И Гонишапку такие сомнения одолевали, но и он не захотел перед всей деревней умником себя выставлять.
Много дней и лет прошло с того дня, но до сих пор встречаются лыковские и ныряловские мужики с глиной за плечами. Беседуют, обмениваются новостями, поклоны шлют.
А что же глина? А глина что, везде одинаковая, лишь бы кирпич держала.
Старая кляча тянула не менее старую телегу с поклажей. Мирно и неторопливо проплывали мимо деревья, поля, кусты и болотца. Доброе солнце ласково светило со своей вышины.

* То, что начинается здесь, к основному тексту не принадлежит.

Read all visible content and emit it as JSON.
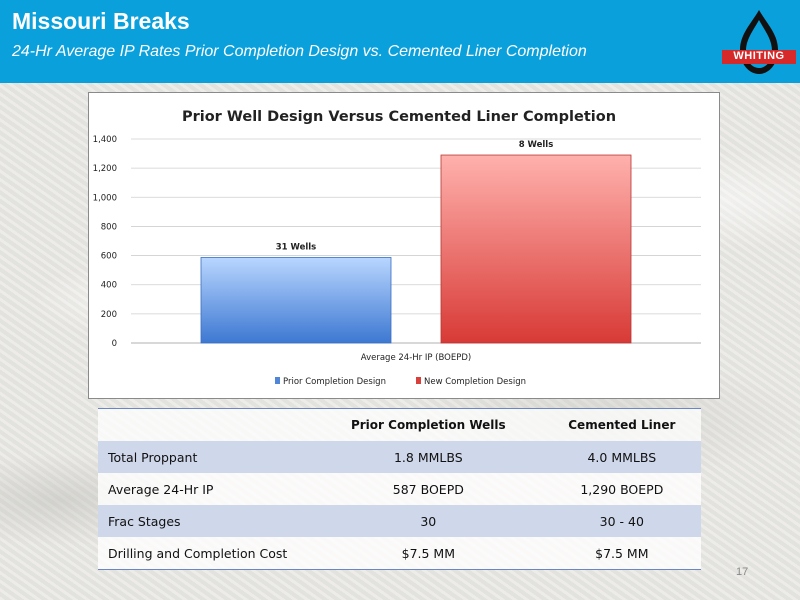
{
  "header": {
    "title": "Missouri Breaks",
    "subtitle": "24-Hr Average IP Rates Prior Completion Design vs. Cemented Liner Completion",
    "logo_text": "WHITING"
  },
  "chart_data": {
    "type": "bar",
    "title": "Prior Well Design Versus Cemented Liner Completion",
    "categories": [
      "Average 24-Hr IP (BOEPD)"
    ],
    "series": [
      {
        "name": "Prior Completion Design",
        "values": [
          587
        ],
        "label": "31 Wells",
        "color": "#4f86d8"
      },
      {
        "name": "New Completion Design",
        "values": [
          1290
        ],
        "label": "8 Wells",
        "color": "#d9403c"
      }
    ],
    "ylim": [
      0,
      1400
    ],
    "yticks": [
      "0",
      "200",
      "400",
      "600",
      "800",
      "1,000",
      "1,200",
      "1,400"
    ],
    "ytick_values": [
      0,
      200,
      400,
      600,
      800,
      1000,
      1200,
      1400
    ],
    "grid": true,
    "legend": "bottom"
  },
  "table": {
    "headers": [
      "",
      "Prior Completion Wells",
      "Cemented Liner"
    ],
    "rows": [
      [
        "Total Proppant",
        "1.8 MMLBS",
        "4.0 MMLBS"
      ],
      [
        "Average 24-Hr IP",
        "587 BOEPD",
        "1,290 BOEPD"
      ],
      [
        "Frac Stages",
        "30",
        "30 - 40"
      ],
      [
        "Drilling and Completion Cost",
        "$7.5 MM",
        "$7.5 MM"
      ]
    ]
  },
  "page_number": "17"
}
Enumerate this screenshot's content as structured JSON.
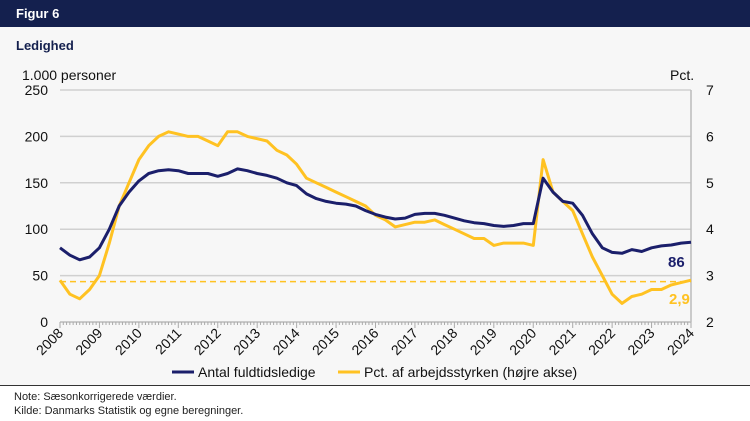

– Приятель, – обратилось колесо заднее к колесу переднему, – скажи, кто в повозке правит?
– Кто бежит первым по дороге, куда захочет, тот и правит.
– Послушайте, а вы не подумали, на чем вы крутитесь? – проворчали недовольные оси. – Мы тут главные, мы всему опора, а потому куда хотим, туда и правим.
– Можно подумать, – скрипела телега, – я тут главная, меня вы везете, а потому, куда хочу, туда и правлю я!
– Ох, – вздохнула поклажа, – надоел ваш глупый спор. Везете вы меня, я тут главная, я правлю, куда хочу.
– Посмотрите на нее, большая, а ума нет, – возмутились оглобли, – Вот повернем в канаву, узнаете, кто правит. Мы тут главные, мы правим!
– Иго-го, иго-го, – засмеялась кляча, – Они повернут, а я зачем? Я вас везу, я всем и правлю.
Наступила тишина.
– Шлеп, шлеп, – прошипели вожжи, – повернешь, если мы дернем. Мы тут всем правим, мы главные.
Все зашумели, заскрипели, застучали. Проснулся человек, который дремал все это время и не слышал спора.
– А ну пошла, милая, – он хлыстнул клячу кнутом, дернул за вожжи, – заснула, родимая.
Лошадь ускорила шаг, колеса закрутились быстрее, запищали оси, загрохотала телега, и весь спор окончился.
Некогда дятел был самой беззаботной и ленивой птицей. Ничегошеньки его не тревожило и не волновало. Сядет в укромном уголке на сук и дремлет в свое удовольствие. Проснется, набьет живот всякой всячиной и опять на покой. Любой сук для него хорош, если не мешают, любая еда – лакомство. За лето растолстеет, летает медленно, еле крыльями машет.
Сидит однажды на суку и греется на солнышке. Закрыл глаза и задремал, Снится ему хороший-хороший сон. Живет он, якобы, в роскошном дворце, пташки заграничные ублажают его своим дивным пением, самые искусные повара готовят чудесные блюда, услужливые синички подают еду прямо в рот. Раскрыл клюв, а в него уже положена гусеница в пшене, второй раз раскрыл – червяк в орехах. А питье какое! От приятного запаха голова кругом идет, сколько ни пей, а пить еще хочется. Под дивное пение славные лебедушки в сказочном танце кружатся, павлин своим хвостом прохладу нагоняет. А на страже стоят верные соколы.
В самый разгар услады над головой писк раздался, потом повторился, но уже более настойчиво.
– Кто бы это мог быть? – подумал он с раздражением, – Куда смотрят мои верные соколы?
Раздражающий писк не прекращался, дятел проснулся. Пробуждение не обрадовало его. Исчез дворец со всеми прелестями, обычный лес тихо шумел от легкого ветерка. Писк тем временем вновь раздался над головой.